The regional distribution of CBF was altered in response to hypoglycemia in all three groups (figure 2). Hypoglycemia caused significant relative increases in regional CBF in the thalamus of both T1DM NAH and healthy subjects, and in the frontal lobes of T1DM NAH subjects. No such increases in regional CBF were found in T1DM IAH subjects, who only showed a small decrease in regional CBF in the left lateral occipital lobe.

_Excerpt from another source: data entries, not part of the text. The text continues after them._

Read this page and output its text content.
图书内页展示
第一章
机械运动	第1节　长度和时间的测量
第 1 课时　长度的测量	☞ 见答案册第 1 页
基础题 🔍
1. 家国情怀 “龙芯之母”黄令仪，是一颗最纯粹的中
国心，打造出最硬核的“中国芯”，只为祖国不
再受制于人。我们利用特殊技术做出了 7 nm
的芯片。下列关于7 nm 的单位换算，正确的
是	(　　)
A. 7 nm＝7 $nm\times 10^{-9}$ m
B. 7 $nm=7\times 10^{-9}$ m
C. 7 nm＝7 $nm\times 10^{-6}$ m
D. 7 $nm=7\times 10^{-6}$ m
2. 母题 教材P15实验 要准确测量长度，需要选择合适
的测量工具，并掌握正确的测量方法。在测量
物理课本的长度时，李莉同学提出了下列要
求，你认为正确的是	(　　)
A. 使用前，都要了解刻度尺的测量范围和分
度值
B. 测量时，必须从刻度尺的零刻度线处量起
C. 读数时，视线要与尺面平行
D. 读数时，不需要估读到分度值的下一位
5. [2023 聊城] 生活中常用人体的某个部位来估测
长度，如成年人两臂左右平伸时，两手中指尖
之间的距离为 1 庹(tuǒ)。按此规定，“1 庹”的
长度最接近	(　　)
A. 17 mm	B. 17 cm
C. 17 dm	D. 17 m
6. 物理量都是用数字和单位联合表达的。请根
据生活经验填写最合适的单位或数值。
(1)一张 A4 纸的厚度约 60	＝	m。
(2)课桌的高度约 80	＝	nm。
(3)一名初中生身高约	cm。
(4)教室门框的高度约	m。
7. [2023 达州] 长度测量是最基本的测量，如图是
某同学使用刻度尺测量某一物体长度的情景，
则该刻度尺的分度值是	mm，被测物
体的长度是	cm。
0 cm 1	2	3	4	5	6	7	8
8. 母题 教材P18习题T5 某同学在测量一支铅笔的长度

Hypoglycemia induced an increase in global CBF in T1DM patients with IAH and a trend towards such an increase in patients with NAH, but not in healthy controls. The increase in global CBF in T1DM IAH subjects may serve as a neuroprotective response to hypoglycemia, as it enhances glucose supply to the brain.⁵ In turn, one can speculate that this enhanced glucose supply to the brain during hypoglycemia delays hypoglycemia sensing by the brain and therefore the onset of counterregulatory responses, as seen in patients with IAH.

A trend towards an increase in global CBF as seen in T1DM NAH subjects may reflect prior exposure to hypoglycemia, whereas only the healthy subjects are completely naïve to hypoglycemia. Remarkably, in T1DM NAH subjects we saw a clear redistribution of CBF to the frontal lobes during hypoglycemia. Since the frontal lobes are among the most vulnerable cortical regions, it could be that this is the first region to be protected against hypoglycemia.

The hypoglycemia-induced redistribution of CBF to the thalamus seen in patients with T1DM and NAH and in healthy controls may reflect activation of brain regions associated with the autonomic response to hypoglycemia, which is blunted in T1DM subjects with IAH.